Set with $k$-subset unique sum

Question

Probably, I should call it a sequence, anyway, is there a sequence/set (Fibonacci is a valid answer for this question (minus the first three Fibonacci numbers including zero), but too big) where any $k$-subset (subset/aggregation of terms within sequence, with $k$ elements) will have a unique sum that can't be achieved by any other k-subset?

This PDF is somewhere along the same lines... Thanks all.

Edit I'm asking for the smallest such series, and it must satisfy (as one commenter asked) for all $k$ (well, if that's not possible, just odd or even $k$ will do)

Answer 1

I'll assume you want your $a_i$ to be positive integers, and that you want the statement true for all $k$.

Let $a_1 < a_2 < ... < a_n ...$ be such a sequence. Then for any $n$, and $k\leq n$, the $k$-subsets of $\{a_1,...,a_n\}$ must be distinct.

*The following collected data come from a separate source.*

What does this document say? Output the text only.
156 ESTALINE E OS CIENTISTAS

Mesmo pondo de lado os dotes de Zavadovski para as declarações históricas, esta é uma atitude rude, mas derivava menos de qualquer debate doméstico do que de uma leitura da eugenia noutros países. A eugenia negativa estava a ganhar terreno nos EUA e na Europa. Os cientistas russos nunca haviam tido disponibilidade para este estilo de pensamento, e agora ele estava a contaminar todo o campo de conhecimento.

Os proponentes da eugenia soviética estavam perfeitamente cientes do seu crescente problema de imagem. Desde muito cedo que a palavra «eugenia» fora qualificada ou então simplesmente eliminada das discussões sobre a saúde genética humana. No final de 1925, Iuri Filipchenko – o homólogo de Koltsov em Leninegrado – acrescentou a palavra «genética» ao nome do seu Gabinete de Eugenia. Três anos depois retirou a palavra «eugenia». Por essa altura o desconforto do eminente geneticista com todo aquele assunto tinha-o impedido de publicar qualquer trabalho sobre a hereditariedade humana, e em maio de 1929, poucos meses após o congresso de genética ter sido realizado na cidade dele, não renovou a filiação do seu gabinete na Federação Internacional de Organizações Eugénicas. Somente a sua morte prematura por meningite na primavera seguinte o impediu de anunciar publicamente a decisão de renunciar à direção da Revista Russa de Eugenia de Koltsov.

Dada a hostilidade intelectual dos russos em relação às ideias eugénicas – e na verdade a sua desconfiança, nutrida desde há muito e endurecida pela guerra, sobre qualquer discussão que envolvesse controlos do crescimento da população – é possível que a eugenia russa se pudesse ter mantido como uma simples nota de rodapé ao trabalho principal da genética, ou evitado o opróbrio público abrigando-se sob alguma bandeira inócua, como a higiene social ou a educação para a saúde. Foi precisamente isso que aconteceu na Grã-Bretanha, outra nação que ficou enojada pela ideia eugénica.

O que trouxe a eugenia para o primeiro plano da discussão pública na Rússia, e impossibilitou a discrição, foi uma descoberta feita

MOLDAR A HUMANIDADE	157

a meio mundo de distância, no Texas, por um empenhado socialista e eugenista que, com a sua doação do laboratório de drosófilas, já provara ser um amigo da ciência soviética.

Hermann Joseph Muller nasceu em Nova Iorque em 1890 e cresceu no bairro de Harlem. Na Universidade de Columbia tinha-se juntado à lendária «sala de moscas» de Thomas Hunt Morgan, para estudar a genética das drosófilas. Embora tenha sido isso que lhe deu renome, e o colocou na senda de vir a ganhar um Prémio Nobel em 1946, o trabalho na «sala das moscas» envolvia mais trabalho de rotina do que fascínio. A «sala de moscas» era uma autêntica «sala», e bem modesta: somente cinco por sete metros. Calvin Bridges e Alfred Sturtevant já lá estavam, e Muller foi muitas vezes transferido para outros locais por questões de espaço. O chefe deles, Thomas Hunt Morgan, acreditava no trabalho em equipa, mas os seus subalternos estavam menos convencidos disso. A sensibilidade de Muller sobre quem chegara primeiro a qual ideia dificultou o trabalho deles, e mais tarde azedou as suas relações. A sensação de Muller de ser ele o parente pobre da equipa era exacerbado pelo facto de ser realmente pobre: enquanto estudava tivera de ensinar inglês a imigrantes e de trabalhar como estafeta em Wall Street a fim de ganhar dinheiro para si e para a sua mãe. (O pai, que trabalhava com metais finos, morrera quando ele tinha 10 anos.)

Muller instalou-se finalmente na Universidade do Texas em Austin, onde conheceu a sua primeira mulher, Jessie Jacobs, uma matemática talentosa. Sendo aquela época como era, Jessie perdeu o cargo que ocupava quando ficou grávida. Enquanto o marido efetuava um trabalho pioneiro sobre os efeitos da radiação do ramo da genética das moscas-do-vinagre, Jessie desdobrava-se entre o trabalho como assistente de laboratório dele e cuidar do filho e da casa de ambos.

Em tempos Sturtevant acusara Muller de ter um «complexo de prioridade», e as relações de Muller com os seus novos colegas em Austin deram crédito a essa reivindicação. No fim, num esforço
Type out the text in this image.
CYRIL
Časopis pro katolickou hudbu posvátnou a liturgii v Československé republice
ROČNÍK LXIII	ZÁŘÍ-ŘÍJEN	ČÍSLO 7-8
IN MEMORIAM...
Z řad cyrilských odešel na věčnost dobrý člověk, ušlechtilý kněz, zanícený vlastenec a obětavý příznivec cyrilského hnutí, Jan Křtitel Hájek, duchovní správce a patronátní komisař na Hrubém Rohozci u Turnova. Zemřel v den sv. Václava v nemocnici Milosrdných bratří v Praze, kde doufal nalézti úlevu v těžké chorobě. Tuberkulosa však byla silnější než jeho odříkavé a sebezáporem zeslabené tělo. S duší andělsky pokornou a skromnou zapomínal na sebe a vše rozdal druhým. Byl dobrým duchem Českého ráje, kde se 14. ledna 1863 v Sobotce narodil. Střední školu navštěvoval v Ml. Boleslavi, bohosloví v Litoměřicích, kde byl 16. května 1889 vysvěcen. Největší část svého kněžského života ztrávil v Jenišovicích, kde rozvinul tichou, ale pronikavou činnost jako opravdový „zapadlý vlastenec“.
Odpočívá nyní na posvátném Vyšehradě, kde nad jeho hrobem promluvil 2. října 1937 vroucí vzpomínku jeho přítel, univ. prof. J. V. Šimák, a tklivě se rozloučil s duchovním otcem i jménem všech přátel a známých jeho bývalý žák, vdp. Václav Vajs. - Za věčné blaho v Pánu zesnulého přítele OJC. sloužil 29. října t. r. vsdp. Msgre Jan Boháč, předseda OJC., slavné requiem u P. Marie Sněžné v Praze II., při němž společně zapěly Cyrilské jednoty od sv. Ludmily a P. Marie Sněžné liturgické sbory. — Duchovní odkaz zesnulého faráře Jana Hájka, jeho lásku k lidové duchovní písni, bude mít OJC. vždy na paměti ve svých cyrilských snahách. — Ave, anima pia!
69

But the sum of any $k$-subset of this set is at most $ka_n$. So there must be at least $n\choose k$ distinct numbers from $1$ to $ka_n$, and hence ${n\choose k} \leq ka_n$, or $$a_n \geq \frac{1}{k} {n\choose k}$$

Now, if $n=2m$ and $k=m$ then you get:

$$a_{2m} \geq \frac{1}{m} {2m\choose m}$$

The right hand side is approximately $\frac{(m+1)2^{2m}}{m^{5/2}\sqrt{\pi}}$. This can be seen via Catalan numbers, see: http://en.wikipedia.org/wiki/Catalan_number .

That would seem to imply that the Fibonacci sequence does not satisfy your original condition. The Fibonacci sequence grows like $\frac{1}{\sqrt 5}\phi^n$, where $\phi = \frac{1+\sqrt{5}}{2} < 2$.

Indeed, if $26 = 21 + 3 + 2 = 13 + 8 + 5$, so this is not true for the Fibonacci numbers when $k=3$.